Federal Reserve Jerome Powell testified during a Senate Banking Committee hearing on “The CARES Bill’s Quarterly Report to Congress” on Capitol Hill in Washington, USA, on December 1, 2020.
Susan Walsh | Reuters
The rising bond yields and accompanying inflation fears add a dramatic level to Federal Reserve Chairman Jerome Powell’s appearance before Congress this week.
The central bank presidency is scheduled to address the Senate and House panels in the coming days as part of the mandatory half-yearly updates on monetary policy.
Typically, routine issues, recent financial market turmoil, and concerns about how the Fed may react make investors pay a little more attention to the hearing of Tuesday and Wednesday hearings.
“This is one of the most interesting episodes in which he has had to declare a Fed chair,” said Nathan Sheets, chief economist at PGIM Fixed Income. “Sometimes we say ‘um, there’s no news.’ That’s going to be news. It’s really stuck between a rock and a hard place.”
What has recently caught the attention of the market has been a recovery in government bond yields, especially beyond the curve.
While the two years are unchanged for 2021, the five years have risen nearly a quarter of a percentage point at Friday’s market close, while the benchmark ten-year note has seen its performance rise 41 basis points. up to 1.34%, an area where it was not since the same time in 2020, before the worst of the pandemic occurred.

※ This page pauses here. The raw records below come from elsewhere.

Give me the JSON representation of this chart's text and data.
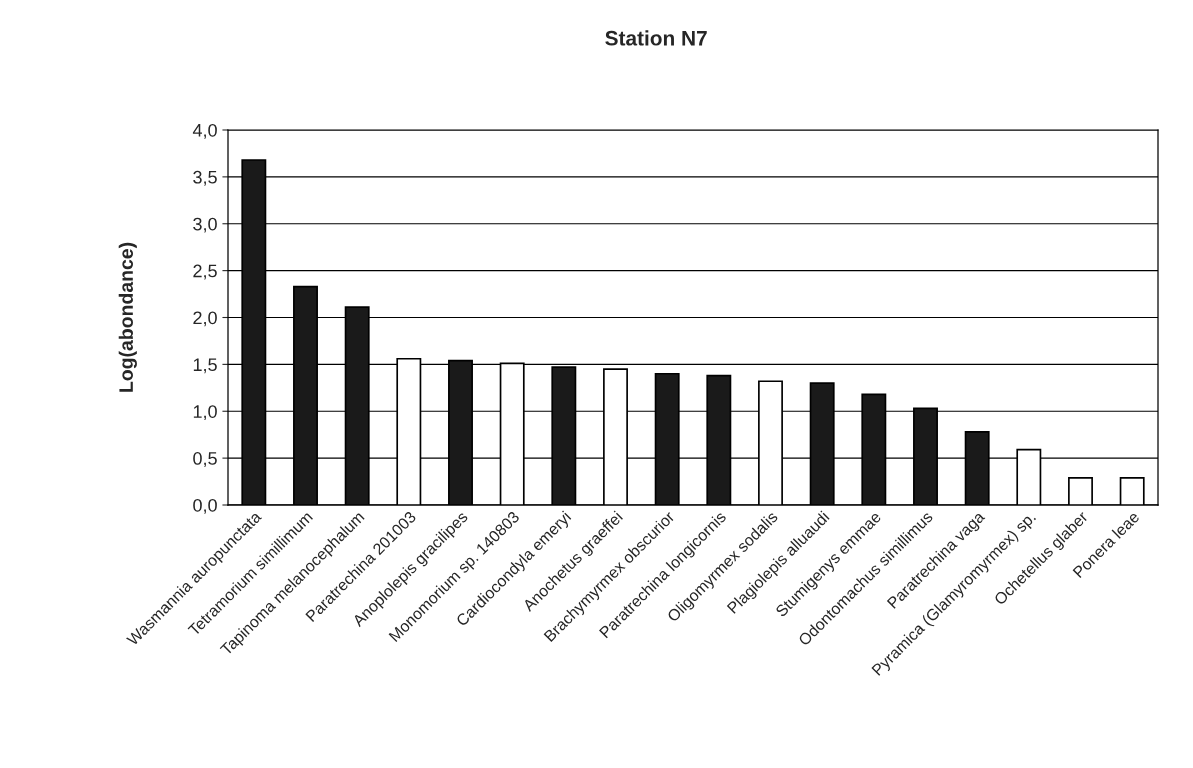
{
  "chart_data": {
    "type": "bar",
    "title": "Station N7",
    "ylabel": "Log(abondance)",
    "categories": [
      "Wasmannia auropunctata",
      "Tetramorium simillimum",
      "Tapinoma melanocephalum",
      "Paratrechina 201003",
      "Anoplolepis gracilipes",
      "Monomorium sp. 140803",
      "Cardiocondyla emeryi",
      "Anochetus graeffei",
      "Brachymyrmex obscurior",
      "Paratrechina longicornis",
      "Oligomyrmex sodalis",
      "Plagiolepis alluaudi",
      "Stumigenys emmae",
      "Odontomachus simillimus",
      "Paratrechina vaga",
      "Pyramica (Glamyromyrmex) sp.",
      "Ochetellus glaber",
      "Ponera leae"
    ],
    "values": [
      3.68,
      2.33,
      2.11,
      1.56,
      1.54,
      1.51,
      1.47,
      1.45,
      1.4,
      1.38,
      1.32,
      1.3,
      1.18,
      1.03,
      0.78,
      0.59,
      0.29,
      0.29
    ],
    "colors": [
      "#1a1a1a",
      "#1a1a1a",
      "#1a1a1a",
      "#ffffff",
      "#1a1a1a",
      "#ffffff",
      "#1a1a1a",
      "#ffffff",
      "#1a1a1a",
      "#1a1a1a",
      "#ffffff",
      "#1a1a1a",
      "#1a1a1a",
      "#1a1a1a",
      "#1a1a1a",
      "#ffffff",
      "#ffffff",
      "#ffffff"
    ],
    "ylim": [
      0,
      4
    ],
    "yticks": [
      {
        "value": 0,
        "label": "0,0"
      },
      {
        "value": 0.5,
        "label": "0,5"
      },
      {
        "value": 1,
        "label": "1,0"
      },
      {
        "value": 1.5,
        "label": "1,5"
      },
      {
        "value": 2,
        "label": "2,0"
      },
      {
        "value": 2.5,
        "label": "2,5"
      },
      {
        "value": 3,
        "label": "3,0"
      },
      {
        "value": 3.5,
        "label": "3,5"
      },
      {
        "value": 4,
        "label": "4,0"
      }
    ],
    "grid": "y",
    "legend": false
  }
}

The yield on 30-year bonds has risen even further, jumping almost half the point this year to 2.14%.
Powell’s dilemma is this: rising bond yields could be indicating the reflection of the economy that the Fed has been pushing and are therefore higher for good reasons. However, if the trend goes out of control, the Fed may have to cut policy faster than the market expects, offsetting some of the good that has led to the burst of yields.
What complicates the matter is that the markets may not like it either if Powell is too complacent.
“If this testimony were behind closed doors, I think Jay Powell would be very pleased with what he sees in the economy and markets,” Sheets said, using the Fed chair’s nickname. “But given that it’s public, you have to be careful. If it’s too cheerful about rising rates, markets will see it as a significant green light for rates to recover.”
“The Fed is comfortable with an organic rate hike that reflects changes in views on growth and inflation,” he added. “But I think the Fed also wants to be careful not to create and amplify a self-sustaining dynamic that raises rates for other reasons.”
These “other reasons” would be mainly fears that the economy could overheat.
Stimulus and more stimulus
The Fed has maintained a historically weak policy over the past year, lowering its benchmark lending rate to almost zero and buying at least $ 120 billion in bonds each month. This is in addition to a number of loan and liquidity programs that have expired since then, implemented in the early days of the Covid-19 crisis.
Along with that, Congress has come up with more than $ 3 trillion in fiscal stimulus and could approve up to $ 1.9 trillion more over the weekend.
Everything that has transpired in the midst of an economy that, in addition to a still worrying employment problem, mainly in the services sector, is humming. Wall Street is assuming first-quarter growth expectations and market-based inflation indicators are rising.
That’s why Powell’s loose rope this week will be even more compelling.
“The mood of the market has changed,” Mohamed El-Erian, Allianz’s chief economic adviser on CNBC’s “Squawk Box,” said Monday. It is no longer if yields increase, it is when the movement is too great. That’s what the market is trying to figure out. “
Investors are especially concerned about whether all the stimulus is not exceeded and threatens to destabilize the economy in the long run.
“I can predict that the yellow lights are blinking across the Fed because of the Fed [yields] the movement and the rise in the yield curve, and the Fed can do more to try to control yields, ”El-Erian said.
Fed officials have largely ruled out the so-called control of the yield curve to use its bond purchasing power to control rates between various fixed-income maturities.
But the market could force the hand of the Fed, and Powell is likely to be asked about what tools the Fed has to calm market problems. He has repeatedly reiterated that the Fed has the weapons to control inflation, but deploying them comes at a price. Markets accustomed to low yields and companies accustomed to cheap borrowing costs could be hampered by an unexpected Fed move.
Evidence of the clarity that the market is seeing the issue came Monday morning, when European Central Bank President Christine Lagarde said she was “closely monitoring the evolution of long-term nominal bond yields. ”. His words were enough to calm a nervous market and turn what had been a loss of opening on Wall Street into a mixed market with the Dow until trading in the early afternoon. Treasury yields were mostly flat on the day.
Tom Lee, managing partner and head of research at Fundstrat Global Advisors, noted that his “clients have already expressed some concern about this week. Part of this reflects the fact that bond yields have steadily increased and that investors equities are nervous that the bond market could reach a sort of “breaking point” during Powell’s testimony.
Powell speaks Tuesday in the Senate Finance Committee on Wednesday in the House Financial Services Committee.